Liza (author) from USA on January 18, 2020:

@Prantika I hope you'll have a great time trying this recipe. Next, I will do the vegetarian version. All I have to do is to omit the meat in the ingredients. I plan to refrigerate it in the freezer and have it whenever I want :) By the way, do let me know how it turns out for you. Have a lovely weekend!

Prantika Samanta from Kolkata, India on January 18, 2020:

Thank you so much. I will follow your suggestion and I am pretty sure my family is going to love it.

Liza (author) from USA on January 17, 2020:

Awesome! I look forward to hearing how it's turn out for you, Dale. Best of luck!

Dale Anderson from The High Seas on January 17, 2020:

Oh yeah, this is going on the menu for sure! Thanks for sharing it with us. I'll let you know how it turns out.

Liza (author) from USA on January 16, 2020:

@Prantika, the soup was delicious. Try to make the broth in a large batch and save the leftover. Have it the next day. It was the best! I agree this type of soup is perfect for winter. I can have soup during the day while watching TV or reading a book. By the way, I trust you will make an excellent one for you and your family, Prantika :)

Liza (author) from USA on January 16, 2020:

Indeed. My husband and I love having soup the next day because the spices and the chicken were infused deeply into the broth. Thank you for enlightening comment, Linda.

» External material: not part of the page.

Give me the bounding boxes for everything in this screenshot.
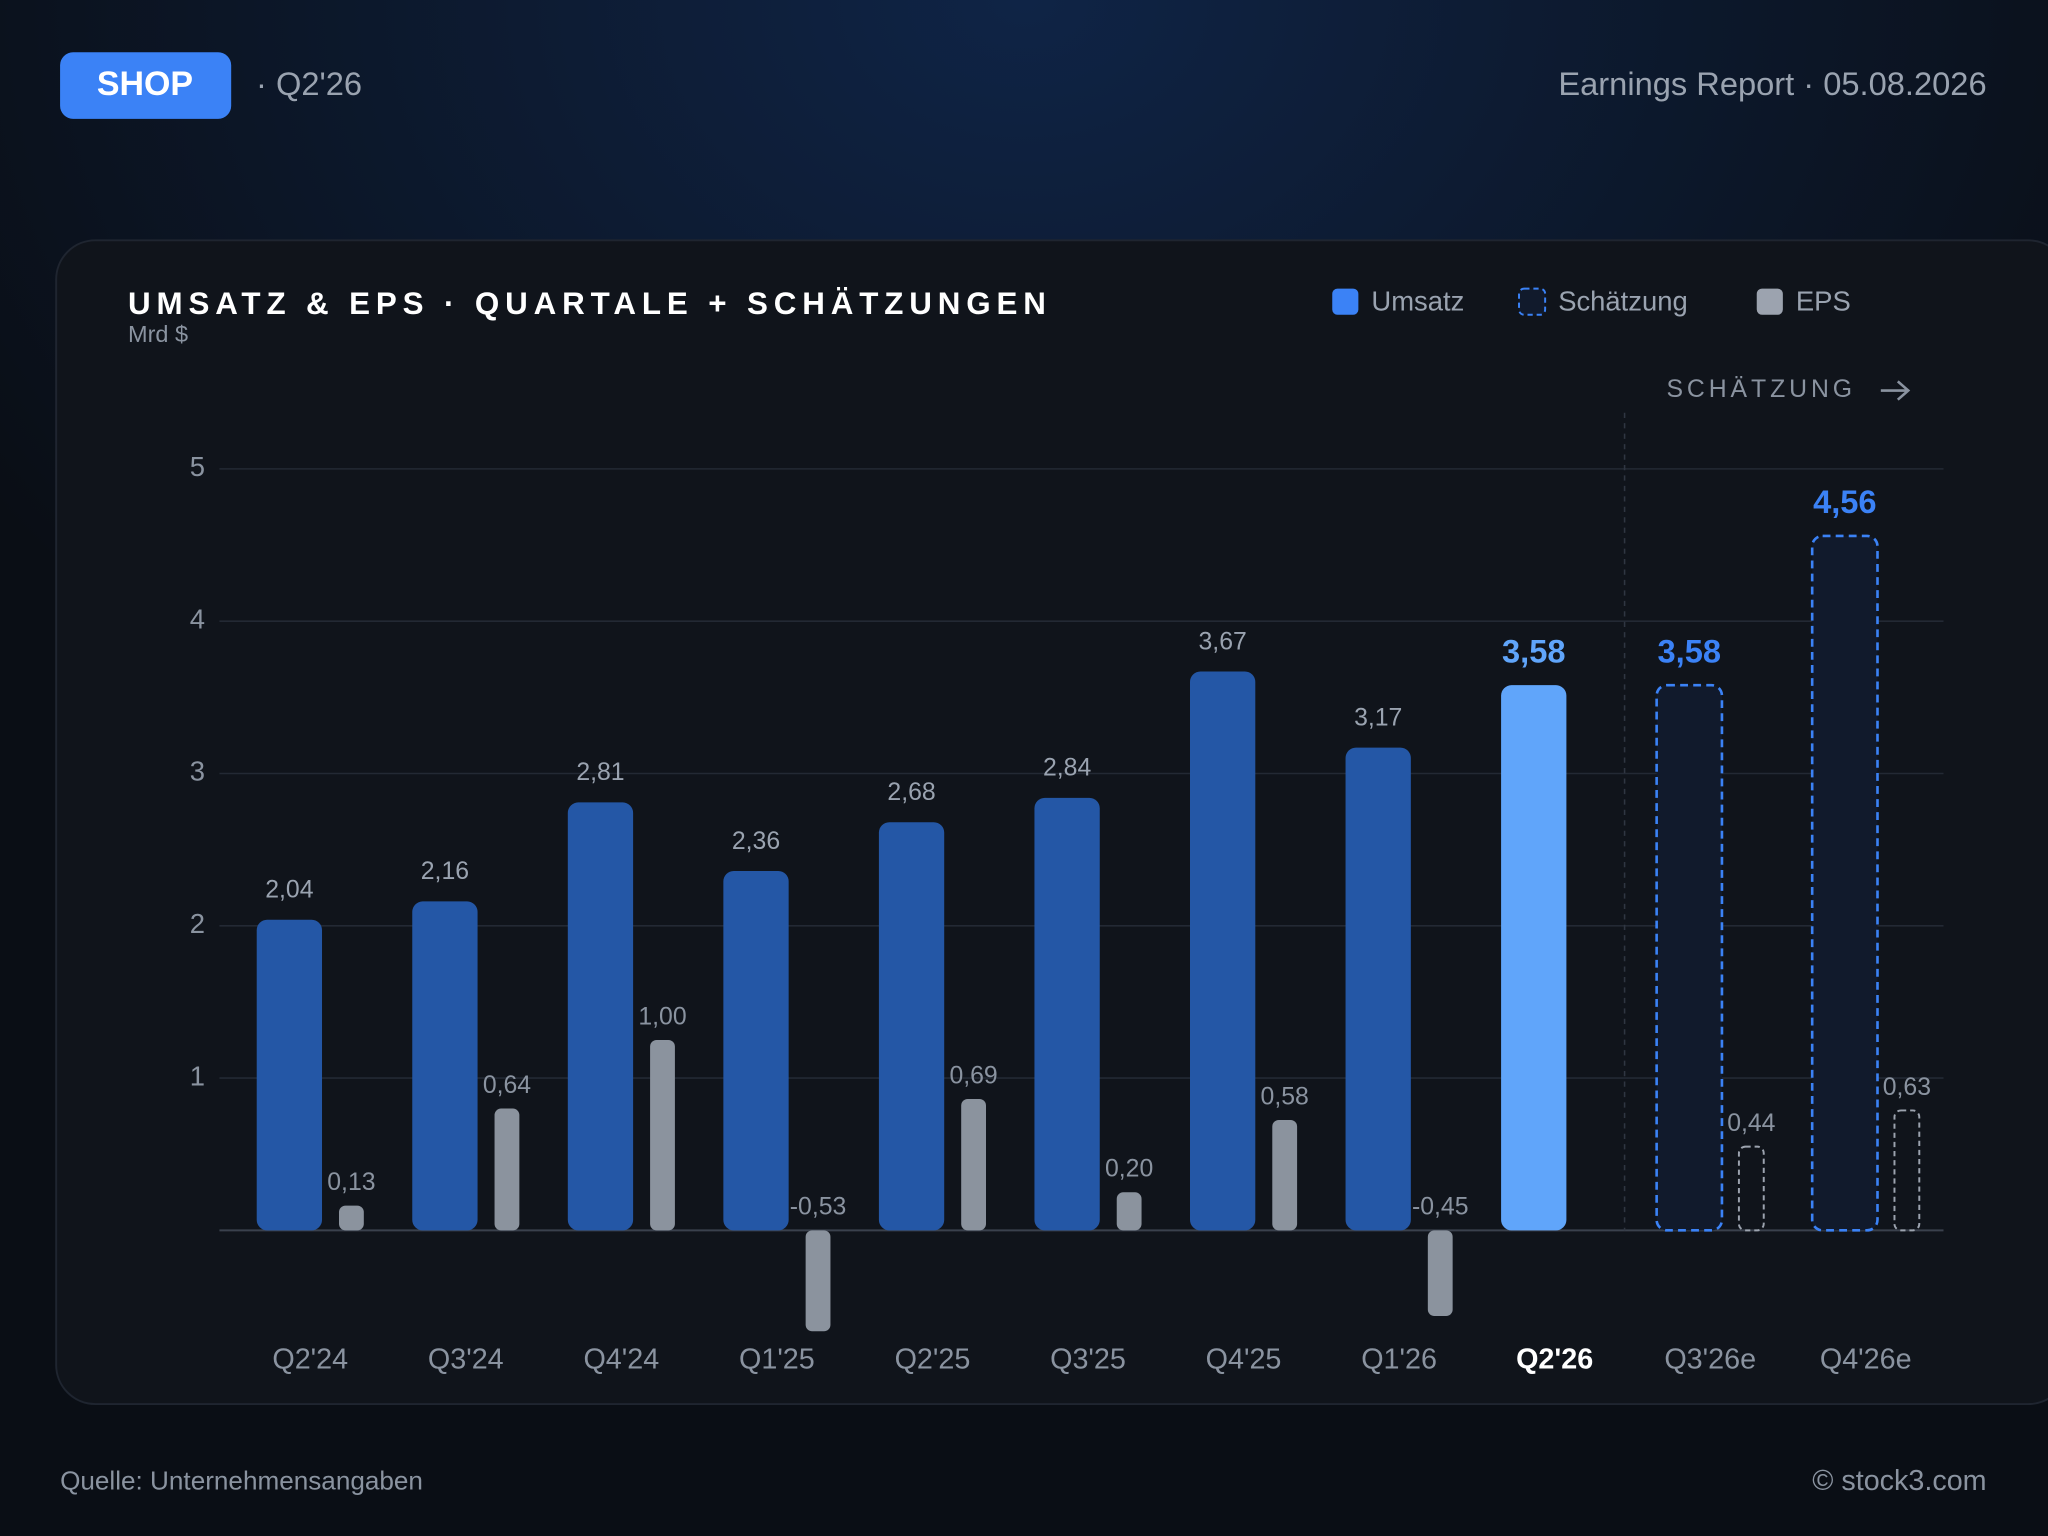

Prantika Samanta from Kolkata, India on January 15, 2020:

The soup looks so enticing and I'm going to try this at home. We are enjoying winter here in India and this is the right time to make the soup and enjoy with the family. Thank you so much for sharing your recipe.

Linda Crampton from British Columbia, Canada on January 15, 2020:

This soup sounds very tasty. I love reading your recipe articles because they always contain new facts or ideas for me. The photo guide is a great addition to the articles.

Liza (author) from USA on January 15, 2020:

Absolutely! By the way, the secret of my chicken broth is it even getting better the next day! Thank you for commenting, Liz.

Liz Westwood from UK on January 15, 2020:

This is a great winter warmer. I appreciate your clear instructions and illustrations.

Liza (author) from USA on January 15, 2020:

That's awesome! Though I have moved to a different country thus far away from finding Malay or Malaysian cuisine in the area where I live. Cooking at home is the best way to fulfill my Malaysian palate :) Thank you for your comment, MG Singh.

MG Singh emge from Singapore on January 15, 2020:

Nice article. I do like Malay food, its quite similar to Chinese.